Mar 20, 2014
The Church continues to be at a loss as to how to advance the roles of women in its administrative structures. While the Church does not see its way to the priestly and episcopal ordination of women, some responsible scholars have argued that there exist no doctrinal reasons impeding women from being ordained to the diaconate. Likewise, the question of appointing women to the College of Cardinals – since this does not require holy orders – has been raised intermittently since the Second Vatican Council.
Since the Council, women have become diocesan chancellors, and can do much of the work formally assigned to vicars general and moderators of the diocesan curia--positions currently tied to holy orders, but not necessarily so in the future. Women canon lawyers can informally coordinate the canonical affairs of a diocese, including the marriage tribunal, where their gifts would be most profitably employed. Women now chair many of the advisory commissions of dioceses. They also hold positions of considerable importance in the agencies of national bishops’ conferences.

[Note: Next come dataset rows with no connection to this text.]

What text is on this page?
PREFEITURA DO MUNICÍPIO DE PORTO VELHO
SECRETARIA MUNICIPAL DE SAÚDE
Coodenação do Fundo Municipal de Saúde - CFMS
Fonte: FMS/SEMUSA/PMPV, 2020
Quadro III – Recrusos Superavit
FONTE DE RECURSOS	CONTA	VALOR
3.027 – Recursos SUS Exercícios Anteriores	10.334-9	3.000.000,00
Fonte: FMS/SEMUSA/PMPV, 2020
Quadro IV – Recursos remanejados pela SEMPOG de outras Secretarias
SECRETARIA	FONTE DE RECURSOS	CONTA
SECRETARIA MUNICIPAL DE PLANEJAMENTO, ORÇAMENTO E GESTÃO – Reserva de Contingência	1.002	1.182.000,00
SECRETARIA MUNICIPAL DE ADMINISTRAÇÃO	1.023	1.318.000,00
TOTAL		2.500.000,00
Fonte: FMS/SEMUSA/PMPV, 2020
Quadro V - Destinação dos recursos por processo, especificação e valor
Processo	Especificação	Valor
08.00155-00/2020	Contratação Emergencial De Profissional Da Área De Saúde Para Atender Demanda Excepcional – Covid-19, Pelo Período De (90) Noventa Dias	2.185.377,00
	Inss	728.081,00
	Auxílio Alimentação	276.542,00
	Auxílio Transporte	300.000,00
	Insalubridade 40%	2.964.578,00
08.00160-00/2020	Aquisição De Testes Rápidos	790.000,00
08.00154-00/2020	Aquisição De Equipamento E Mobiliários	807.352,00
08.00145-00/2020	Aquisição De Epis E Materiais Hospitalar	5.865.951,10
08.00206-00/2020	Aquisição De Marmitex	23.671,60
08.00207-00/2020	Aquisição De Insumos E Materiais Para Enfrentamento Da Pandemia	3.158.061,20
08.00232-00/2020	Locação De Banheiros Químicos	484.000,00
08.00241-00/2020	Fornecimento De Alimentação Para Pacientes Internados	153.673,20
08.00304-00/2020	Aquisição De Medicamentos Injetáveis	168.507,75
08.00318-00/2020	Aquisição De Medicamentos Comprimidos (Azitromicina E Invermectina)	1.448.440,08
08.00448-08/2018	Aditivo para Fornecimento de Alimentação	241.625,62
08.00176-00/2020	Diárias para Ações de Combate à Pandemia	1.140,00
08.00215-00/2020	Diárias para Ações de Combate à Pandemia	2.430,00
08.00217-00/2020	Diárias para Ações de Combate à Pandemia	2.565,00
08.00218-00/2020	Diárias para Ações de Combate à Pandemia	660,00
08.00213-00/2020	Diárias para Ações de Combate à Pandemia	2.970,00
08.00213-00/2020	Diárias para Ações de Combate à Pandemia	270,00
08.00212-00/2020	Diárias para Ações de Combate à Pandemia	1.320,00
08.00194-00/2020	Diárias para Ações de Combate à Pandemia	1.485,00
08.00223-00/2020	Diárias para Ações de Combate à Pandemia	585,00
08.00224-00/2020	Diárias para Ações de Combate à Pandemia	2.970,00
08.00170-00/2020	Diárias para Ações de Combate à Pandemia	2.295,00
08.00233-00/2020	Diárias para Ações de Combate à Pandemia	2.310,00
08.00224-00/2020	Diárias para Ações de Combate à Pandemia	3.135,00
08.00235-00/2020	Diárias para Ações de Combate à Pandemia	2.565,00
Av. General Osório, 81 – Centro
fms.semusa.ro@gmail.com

Some women already hold prominent positions in the offices of the Holy See. While there are presently canonical impediments (which could be changed, since they are man-made), the possibility of appointing women as prefects (heads) of some Roman congregations (departments) might be further explored.
Were a woman to be appointed prefect of the Congregation for Religious, that gesture would surely be taken by women religious as a powerful gesture of goodwill and could reduce considerable tension in a very troubled area. (Women religious are now ultimately under the leadership of men!).